Por ir concluyendo, y descartada la vía democrática de un referendum político, al haber demostrado –espero- que la cuestión a consultar es pre-política, y que no induciría ninguna mejora del actual status quo –Cataluña o Euskadi tienen uno privilegiado, en todos los sentidos del término– , considero que la única dirección que, a mi juicio, se debe seguir sobre este mal llamado “choque de trenes” (aquí lo que hay es un tren –el desleal gobierno catalán- que se dirige a toda velocidad y sin frenos hacia la estación central, que está donde le corresponde estar) es, como insinuaba en este mismo artículo, la desactivación del “ya no nos sentimos parte y queremos romper” mediante cierta pedagogía democrática, que sitúe los términos de la problemática en su sitio y que facilite un conocimiento de la naturaleza y los objetivos de nacionalismos y no nacionalismos; de qué es política y qué no lo es; de por qué apelar al cumplimiento de la ley en una democracia no es “judicializar” la política sino justamente protegerla, etc. Lo que ocurre es que el nivel de indigencia intelectual y teórico del actual gobierno (y de la oposición en general) para llevar a término esta didáctica política me hacen ser excesivamente escéptico con estas cuestiones. Así mismo, ayudaría que la sociedad española conociera, de boca de los actores que participaran en la farsa, el porqué del volantazo de la élite política catalana, desde posturas más templadas (cuando sus reivindicaciones versaban sobre competencias o recursos materiales para el desarrollo de su autonomía) hacia la situación de últimatum y ruptura en la que estamos ahora.
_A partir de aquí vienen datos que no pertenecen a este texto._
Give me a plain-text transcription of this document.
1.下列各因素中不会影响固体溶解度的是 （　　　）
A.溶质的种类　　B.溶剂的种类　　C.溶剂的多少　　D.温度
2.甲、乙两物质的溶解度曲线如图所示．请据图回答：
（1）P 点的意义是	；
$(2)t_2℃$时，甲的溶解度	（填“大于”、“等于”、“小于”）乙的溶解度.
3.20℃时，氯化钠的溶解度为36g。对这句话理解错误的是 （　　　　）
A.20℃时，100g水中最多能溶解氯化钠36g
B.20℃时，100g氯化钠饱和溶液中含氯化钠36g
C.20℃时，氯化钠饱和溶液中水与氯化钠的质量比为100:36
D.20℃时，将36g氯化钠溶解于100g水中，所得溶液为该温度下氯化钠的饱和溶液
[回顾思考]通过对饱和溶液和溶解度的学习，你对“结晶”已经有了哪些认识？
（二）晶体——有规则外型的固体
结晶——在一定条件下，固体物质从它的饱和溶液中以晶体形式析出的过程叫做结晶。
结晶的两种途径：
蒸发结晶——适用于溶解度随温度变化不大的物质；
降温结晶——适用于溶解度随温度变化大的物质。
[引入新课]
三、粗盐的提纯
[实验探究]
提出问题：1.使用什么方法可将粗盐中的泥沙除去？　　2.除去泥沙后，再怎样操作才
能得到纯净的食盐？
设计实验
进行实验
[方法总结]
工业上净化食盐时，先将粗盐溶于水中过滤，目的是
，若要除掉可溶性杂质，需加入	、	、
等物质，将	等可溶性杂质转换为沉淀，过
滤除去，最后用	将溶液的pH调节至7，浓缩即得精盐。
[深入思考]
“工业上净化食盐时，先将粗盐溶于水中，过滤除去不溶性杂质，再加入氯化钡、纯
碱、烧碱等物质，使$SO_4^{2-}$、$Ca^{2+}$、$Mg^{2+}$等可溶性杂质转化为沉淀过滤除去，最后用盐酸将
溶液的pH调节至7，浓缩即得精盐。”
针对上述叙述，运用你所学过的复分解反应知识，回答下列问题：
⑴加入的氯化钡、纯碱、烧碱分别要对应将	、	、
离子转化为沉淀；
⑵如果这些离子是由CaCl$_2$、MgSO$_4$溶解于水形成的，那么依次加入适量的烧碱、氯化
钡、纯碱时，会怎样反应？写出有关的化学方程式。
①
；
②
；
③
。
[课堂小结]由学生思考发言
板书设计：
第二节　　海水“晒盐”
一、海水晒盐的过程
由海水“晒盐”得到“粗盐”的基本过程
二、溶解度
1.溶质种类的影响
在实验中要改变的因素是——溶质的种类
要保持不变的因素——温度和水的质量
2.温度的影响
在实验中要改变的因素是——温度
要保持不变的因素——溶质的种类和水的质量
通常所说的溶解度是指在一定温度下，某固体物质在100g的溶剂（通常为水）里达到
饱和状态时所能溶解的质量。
[i] Como dice Aurelio Arteta en un libro imprescindible como El saber del Ciudadano, Alianza Editorial, 2008, «lo mayoritario no viene a ser sinónimo de democrático, porque la regla de la mayoría no expresa la esencia misma de la democracia, sino su principal instrumento de decisión».
[ii] Recomiendo vivamente el último ensayo de José Luis Pardo: Estudios del malestar: Políticas de Autenticidad en las sociedades contemporáneas, Anagrama, 2015; una entomología de las patologías socio-políticas que han convertido a un Estado (del bienestar) en un estado de malestar permanente.